The following docs are for using the codonpdx command line tool.

Table of contents

Mirroring

Make sure your config file in config/mirror.cfg is setup before running the command. You will also need to make the sure the lftp package is installed on your machine.

RefSeq

Passing -d refseq to the mirror subcommand will mirror refseq to the directory specified in the mirror config file.

./codonpdx.py mirror -d refseq

Genbank

Passing -d genbank to the mirror subcommand will mirror genbank to the directory specified in the mirror config file.

./codonpdx.py mirror -d genbank

Upgrading the codon count metadata to the next release

Make sure your celery workers are running before trying this.

The queueJobs subcommand will start a job for each file in refseq or genbank that needs to be processed. The celery workers will process the jobs in parallel on the amount of available cores they have available.

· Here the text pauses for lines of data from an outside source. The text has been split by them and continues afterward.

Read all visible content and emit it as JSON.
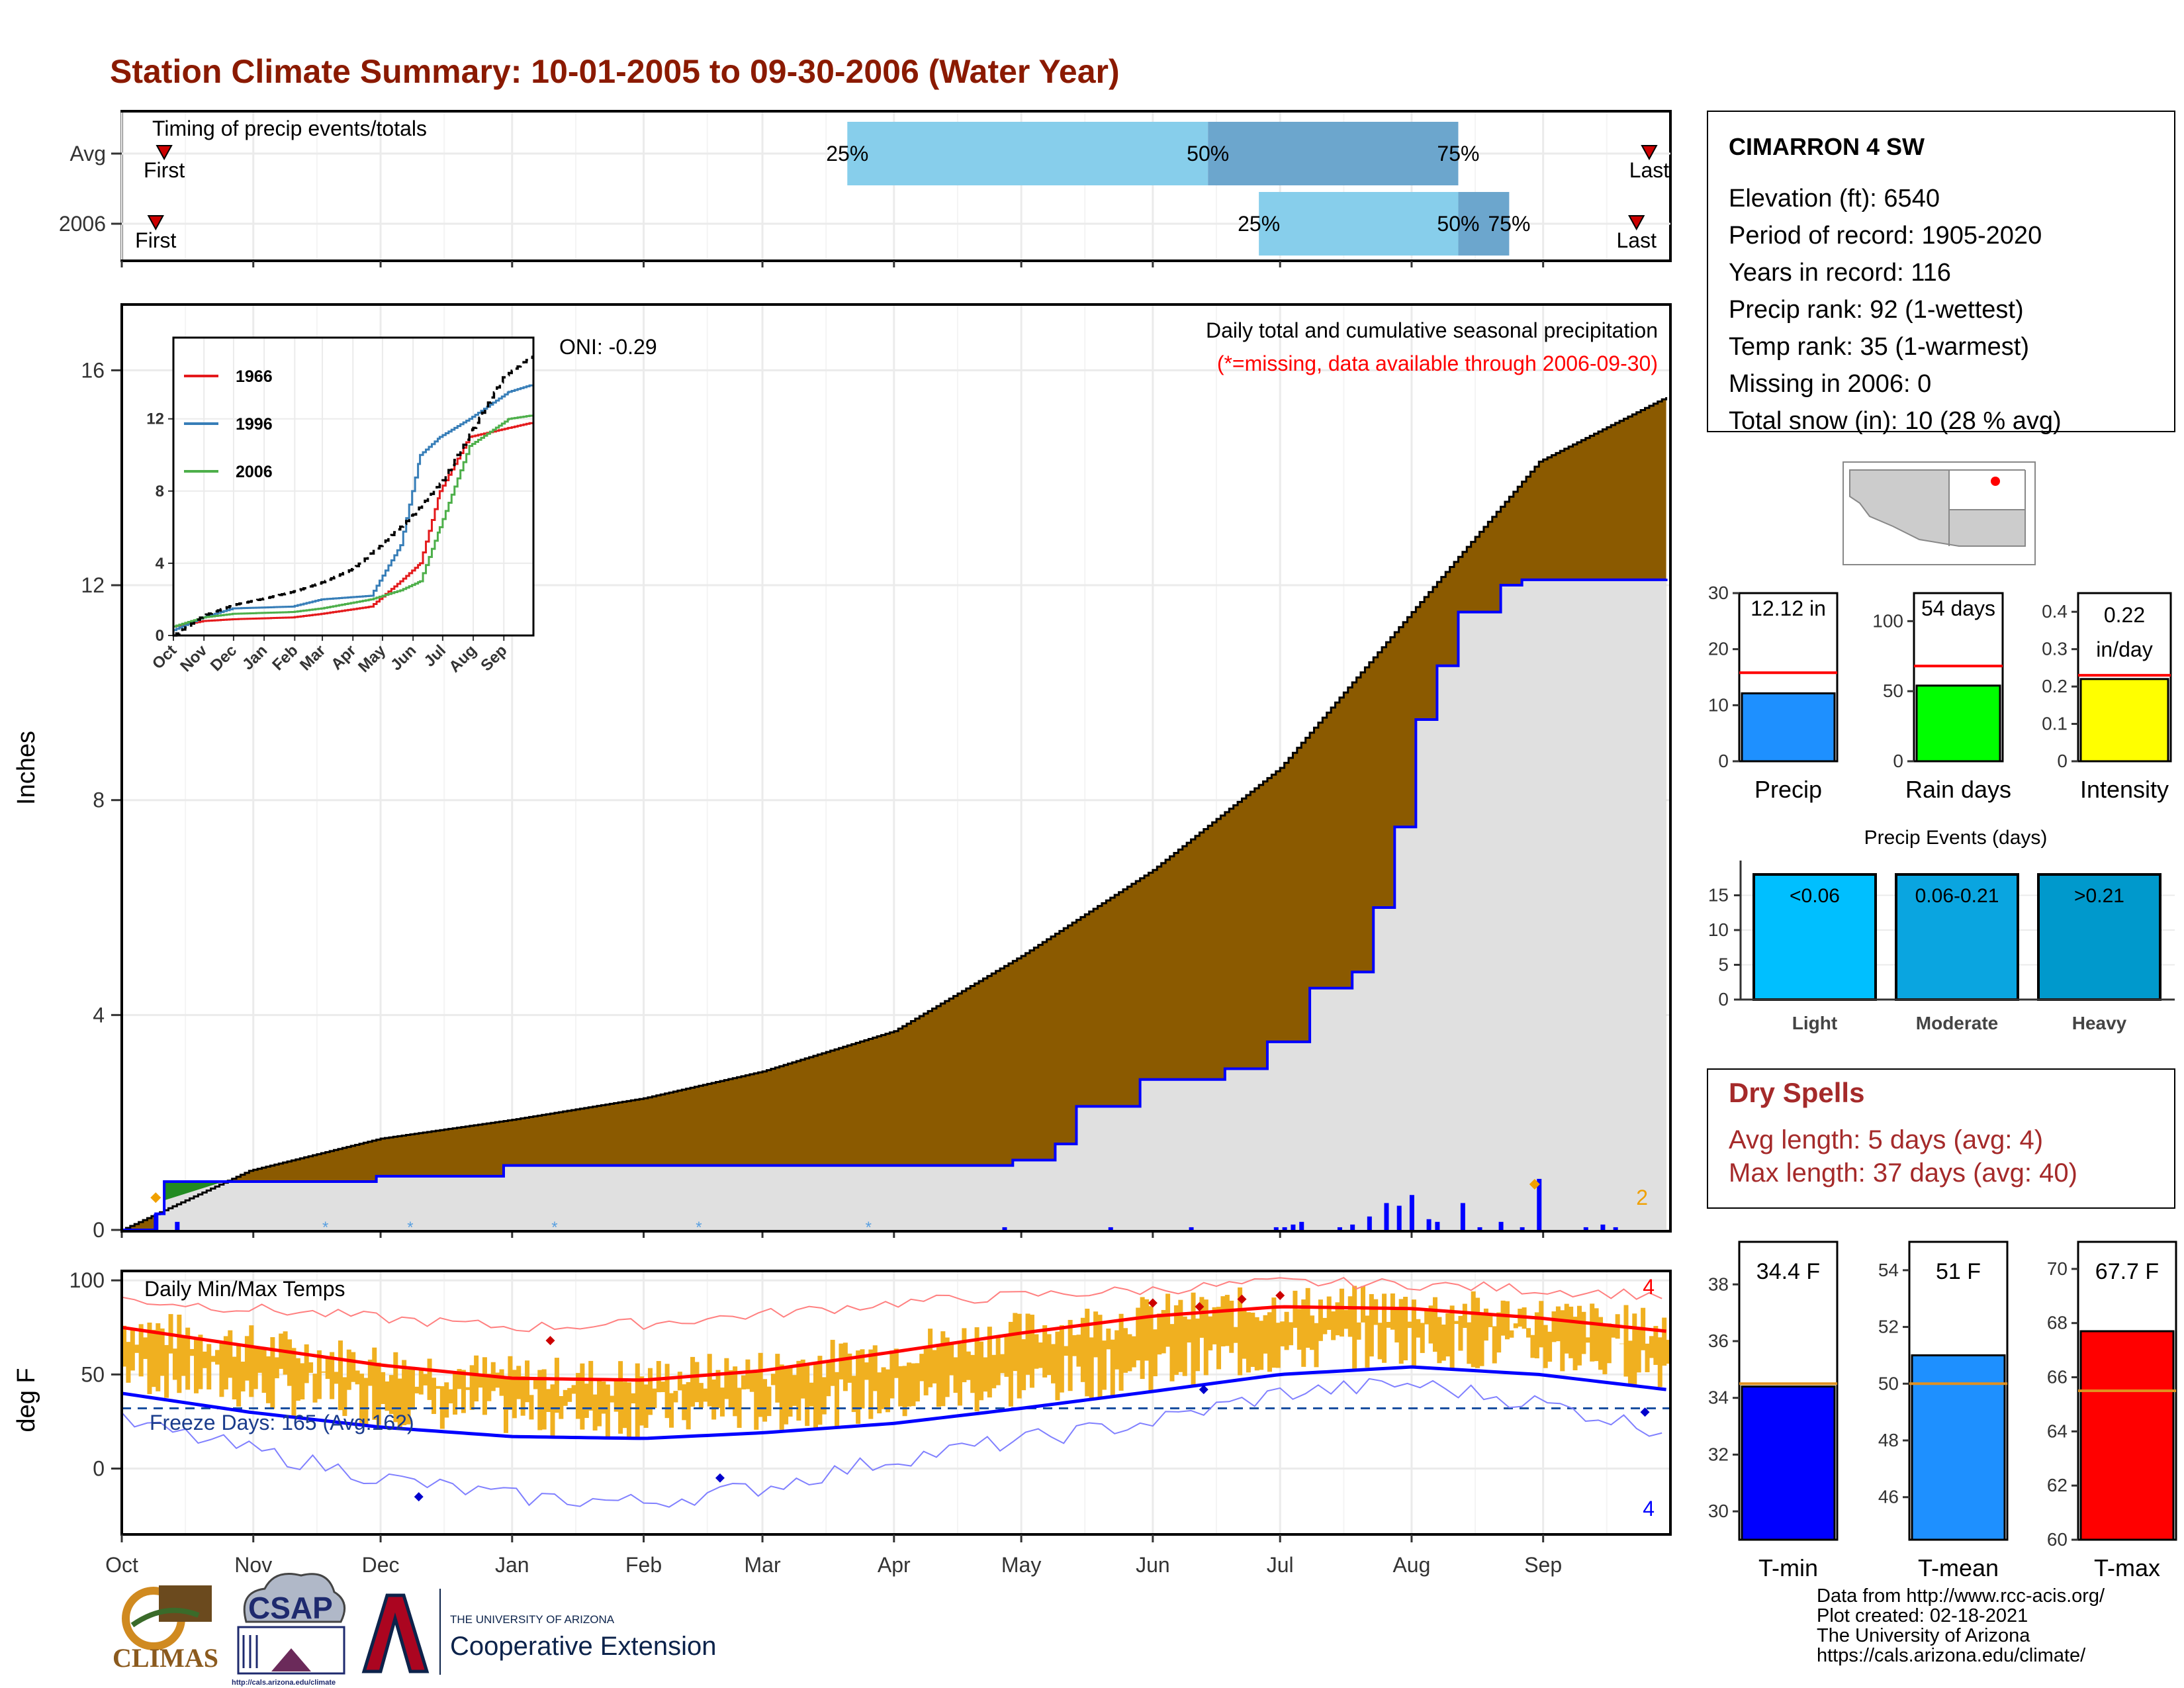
{
  "title": "Station Climate Summary: 10-01-2005 to 09-30-2006 (Water Year)",
  "colors": {
    "title": "#8B1A00",
    "brown": "#8B5A00",
    "gray": "#E0E0E0",
    "blue": "#0000FF",
    "orange": "#F0B020",
    "red": "#FF0000"
  },
  "months": [
    "Oct",
    "Nov",
    "Dec",
    "Jan",
    "Feb",
    "Mar",
    "Apr",
    "May",
    "Jun",
    "Jul",
    "Aug",
    "Sep"
  ],
  "timing": {
    "label": "Timing of precip events/totals",
    "rows": [
      {
        "name": "Avg",
        "first_label": "First",
        "last_label": "Last",
        "first_day": 10,
        "last_day": 360,
        "p25": 171,
        "p50": 256,
        "p75": 315,
        "l25": "25%",
        "l50": "50%",
        "l75": "75%"
      },
      {
        "name": "2006",
        "first_label": "First",
        "last_label": "Last",
        "first_day": 8,
        "last_day": 357,
        "p25": 268,
        "p50": 315,
        "p75": 327,
        "l25": "25%",
        "l50": "50%",
        "l75": "75%"
      }
    ]
  },
  "station": {
    "name": "CIMARRON 4 SW",
    "lines": [
      "Elevation (ft): 6540",
      "Period of record: 1905-2020",
      "Years in record: 116",
      "Precip rank: 92 (1-wettest)",
      "Temp rank: 35 (1-warmest)",
      "Missing in 2006: 0",
      "Total snow (in): 10 (28 % avg)"
    ]
  },
  "precip_chart": {
    "ylabel": "Inches",
    "yticks": [
      0,
      4,
      8,
      12,
      16
    ],
    "title": "Daily total and cumulative seasonal precipitation",
    "subtitle": "(*=missing, data available through 2006-09-30)",
    "oni": "ONI: -0.29",
    "count_label": "2"
  },
  "chart_data": [
    {
      "type": "area",
      "name": "cumulative precipitation",
      "x_unit": "day of water year",
      "avg_cumulative": [
        [
          0,
          0
        ],
        [
          30,
          1.1
        ],
        [
          61,
          1.7
        ],
        [
          92,
          2.05
        ],
        [
          123,
          2.45
        ],
        [
          151,
          2.95
        ],
        [
          182,
          3.7
        ],
        [
          212,
          5.1
        ],
        [
          243,
          6.7
        ],
        [
          273,
          8.6
        ],
        [
          304,
          11.5
        ],
        [
          334,
          14.3
        ],
        [
          364,
          15.5
        ]
      ],
      "cumulative_2006": [
        [
          0,
          0
        ],
        [
          8,
          0.3
        ],
        [
          10,
          0.9
        ],
        [
          30,
          0.9
        ],
        [
          60,
          1.0
        ],
        [
          90,
          1.2
        ],
        [
          150,
          1.2
        ],
        [
          180,
          1.2
        ],
        [
          210,
          1.3
        ],
        [
          220,
          1.6
        ],
        [
          225,
          2.3
        ],
        [
          240,
          2.8
        ],
        [
          260,
          3.0
        ],
        [
          270,
          3.5
        ],
        [
          280,
          4.5
        ],
        [
          290,
          4.8
        ],
        [
          295,
          6.0
        ],
        [
          300,
          7.5
        ],
        [
          305,
          9.5
        ],
        [
          310,
          10.5
        ],
        [
          315,
          11.5
        ],
        [
          325,
          12.0
        ],
        [
          330,
          12.1
        ],
        [
          364,
          12.12
        ]
      ],
      "daily_bars": [
        [
          8,
          0.3
        ],
        [
          13,
          0.15
        ],
        [
          208,
          0.05
        ],
        [
          233,
          0.05
        ],
        [
          252,
          0.05
        ],
        [
          272,
          0.05
        ],
        [
          274,
          0.05
        ],
        [
          276,
          0.1
        ],
        [
          278,
          0.15
        ],
        [
          287,
          0.05
        ],
        [
          290,
          0.1
        ],
        [
          294,
          0.25
        ],
        [
          298,
          0.5
        ],
        [
          301,
          0.45
        ],
        [
          304,
          0.65
        ],
        [
          308,
          0.2
        ],
        [
          310,
          0.15
        ],
        [
          316,
          0.5
        ],
        [
          320,
          0.05
        ],
        [
          325,
          0.15
        ],
        [
          330,
          0.05
        ],
        [
          334,
          0.95
        ],
        [
          345,
          0.05
        ],
        [
          349,
          0.1
        ],
        [
          352,
          0.05
        ]
      ]
    },
    {
      "type": "line",
      "name": "inset cumulative comparison",
      "yticks": [
        0,
        4,
        8,
        12
      ],
      "series": [
        {
          "name": "1966",
          "color": "#E41A1C",
          "points": [
            [
              0,
              0.5
            ],
            [
              30,
              0.8
            ],
            [
              60,
              0.9
            ],
            [
              120,
              1.0
            ],
            [
              150,
              1.2
            ],
            [
              200,
              1.6
            ],
            [
              230,
              3.0
            ],
            [
              250,
              4.0
            ],
            [
              270,
              8.0
            ],
            [
              300,
              11.0
            ],
            [
              340,
              11.5
            ],
            [
              364,
              11.8
            ]
          ]
        },
        {
          "name": "1996",
          "color": "#377EB8",
          "points": [
            [
              0,
              0.3
            ],
            [
              30,
              1.0
            ],
            [
              60,
              1.5
            ],
            [
              120,
              1.6
            ],
            [
              150,
              2.0
            ],
            [
              200,
              2.2
            ],
            [
              230,
              5.0
            ],
            [
              250,
              10.0
            ],
            [
              270,
              11.0
            ],
            [
              300,
              12.0
            ],
            [
              340,
              13.5
            ],
            [
              364,
              13.9
            ]
          ]
        },
        {
          "name": "2006",
          "color": "#4DAF4A",
          "points": [
            [
              0,
              0.5
            ],
            [
              30,
              1.0
            ],
            [
              60,
              1.2
            ],
            [
              120,
              1.3
            ],
            [
              150,
              1.5
            ],
            [
              200,
              2.0
            ],
            [
              230,
              2.5
            ],
            [
              250,
              3.0
            ],
            [
              270,
              6.0
            ],
            [
              300,
              10.5
            ],
            [
              340,
              12.0
            ],
            [
              364,
              12.2
            ]
          ]
        },
        {
          "name": "avg",
          "color": "#000000",
          "points": [
            [
              0,
              0
            ],
            [
              30,
              1.1
            ],
            [
              61,
              1.7
            ],
            [
              92,
              2.05
            ],
            [
              123,
              2.45
            ],
            [
              151,
              2.95
            ],
            [
              182,
              3.7
            ],
            [
              212,
              5.1
            ],
            [
              243,
              6.7
            ],
            [
              273,
              8.6
            ],
            [
              304,
              11.5
            ],
            [
              334,
              14.3
            ],
            [
              364,
              15.5
            ]
          ]
        }
      ]
    },
    {
      "type": "bar",
      "name": "Precip",
      "value": 12.12,
      "avg": 15.8,
      "label": "12.12 in",
      "yticks": [
        0,
        10,
        20,
        30
      ],
      "ylim": [
        0,
        30
      ],
      "color": "#1E90FF"
    },
    {
      "type": "bar",
      "name": "Rain days",
      "value": 54,
      "avg": 68,
      "label": "54 days",
      "yticks": [
        0,
        50,
        100
      ],
      "ylim": [
        0,
        120
      ],
      "color": "#00FF00"
    },
    {
      "type": "bar",
      "name": "Intensity",
      "value": 0.22,
      "avg": 0.23,
      "label_line1": "0.22",
      "label_line2": "in/day",
      "yticks": [
        0.0,
        0.1,
        0.2,
        0.3,
        0.4
      ],
      "ylim": [
        0,
        0.45
      ],
      "color": "#FFFF00"
    },
    {
      "type": "bar",
      "name": "Precip Events (days)",
      "categories": [
        "Light",
        "Moderate",
        "Heavy"
      ],
      "labels": [
        "<0.06",
        "0.06-0.21",
        ">0.21"
      ],
      "values": [
        18,
        18,
        18
      ],
      "colors": [
        "#00BFFF",
        "#0AA5E0",
        "#0099CC"
      ],
      "yticks": [
        0,
        5,
        10,
        15
      ],
      "ylim": [
        0,
        20
      ]
    },
    {
      "type": "line",
      "name": "Daily Min/Max Temps",
      "ylabel": "deg F",
      "yticks": [
        0,
        50,
        100
      ],
      "ylim": [
        -35,
        105
      ],
      "freeze_label": "Freeze Days: 165 (Avg:162)",
      "freeze_line": 32,
      "count_high": "4",
      "count_low": "4",
      "avg_max": [
        [
          0,
          75
        ],
        [
          30,
          65
        ],
        [
          61,
          55
        ],
        [
          92,
          48
        ],
        [
          123,
          47
        ],
        [
          151,
          52
        ],
        [
          182,
          62
        ],
        [
          212,
          72
        ],
        [
          243,
          81
        ],
        [
          273,
          86
        ],
        [
          304,
          85
        ],
        [
          334,
          80
        ],
        [
          364,
          73
        ]
      ],
      "avg_min": [
        [
          0,
          40
        ],
        [
          30,
          30
        ],
        [
          61,
          22
        ],
        [
          92,
          17
        ],
        [
          123,
          16
        ],
        [
          151,
          19
        ],
        [
          182,
          24
        ],
        [
          212,
          32
        ],
        [
          243,
          41
        ],
        [
          273,
          50
        ],
        [
          304,
          54
        ],
        [
          334,
          50
        ],
        [
          364,
          42
        ]
      ],
      "record_max": [
        [
          0,
          90
        ],
        [
          30,
          85
        ],
        [
          61,
          80
        ],
        [
          92,
          75
        ],
        [
          123,
          77
        ],
        [
          151,
          82
        ],
        [
          182,
          88
        ],
        [
          212,
          92
        ],
        [
          243,
          95
        ],
        [
          273,
          99
        ],
        [
          304,
          98
        ],
        [
          334,
          95
        ],
        [
          364,
          92
        ]
      ],
      "record_min": [
        [
          0,
          25
        ],
        [
          30,
          10
        ],
        [
          61,
          -5
        ],
        [
          92,
          -15
        ],
        [
          123,
          -18
        ],
        [
          151,
          -10
        ],
        [
          182,
          5
        ],
        [
          212,
          15
        ],
        [
          243,
          25
        ],
        [
          273,
          40
        ],
        [
          304,
          45
        ],
        [
          334,
          35
        ],
        [
          364,
          20
        ]
      ]
    },
    {
      "type": "bar",
      "name": "T-min",
      "value": 34.4,
      "avg": 34.5,
      "label": "34.4 F",
      "yticks": [
        30,
        32,
        34,
        36,
        38
      ],
      "ylim": [
        29,
        39.5
      ],
      "color": "#0000FF"
    },
    {
      "type": "bar",
      "name": "T-mean",
      "value": 51,
      "avg": 50,
      "label": "51 F",
      "yticks": [
        46,
        48,
        50,
        52,
        54
      ],
      "ylim": [
        44.5,
        55
      ],
      "color": "#1E90FF"
    },
    {
      "type": "bar",
      "name": "T-max",
      "value": 67.7,
      "avg": 65.5,
      "label": "67.7 F",
      "yticks": [
        60,
        62,
        64,
        66,
        68,
        70
      ],
      "ylim": [
        60,
        71
      ],
      "color": "#FF0000"
    }
  ],
  "dry_spells": {
    "title": "Dry Spells",
    "avg_length": "Avg length: 5 days (avg: 4)",
    "max_length": "Max length: 37 days (avg: 40)"
  },
  "footer": {
    "lines": [
      "Data from http://www.rcc-acis.org/",
      "Plot created: 02-18-2021",
      "The University of Arizona",
      "https://cals.arizona.edu/climate/"
    ],
    "logo_climas": "CLIMAS",
    "logo_csap": "CSAP",
    "logo_csap_url": "http://cals.arizona.edu/climate",
    "ua_line1": "THE UNIVERSITY OF ARIZONA",
    "ua_line2": "Cooperative Extension"
  }
}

The resulting codon counts will be stored in the database as each job finishes.

Start a celery worker

celery -A codonpdx worker -l info

RefSeq

./codonpdx.py queueJobs -d refseq -f genbank

Genbank

./codonpdx.py queueJobs -d genbank -f genbank

Clearing old jobs

Clear the results table and the results directory of data older than a week. You can use the -d flag to specify how many days to remove. For example -d 3 would remove files and entries older than 3 days.

./codonpdx.py clearResults -d 3

Calculating the results for a sequence file

Step 1: Count codons of the input file

For a genbank format file named input_file.gb:

./codonpdx.py count -i input_file.gb -j ID -f genbank -o counts.json -s

This reads in input_file.gb and generates counts, placing them into the file counts.json. The job ID is not important for manually running jobs from the command line, but will overwrite a previous result set that has the same ID. The -s option indicates we want to also generate counts for a shuffled version of the sequence; omit it to avoid this behavior. For other options, pass -h.

Step 2: Insert count results into database

Continuing on from the previous example:

./codonpdx.py insertInput -j ID -i counts.json

Step 3: Calculate results of the comparison

./codonpdx.py calc -j ID -d refseq -w input -v input -o

The -o option outputs the results to the command line. If you omit it, the results will go into the database and can be accessed like a normal job via the web application.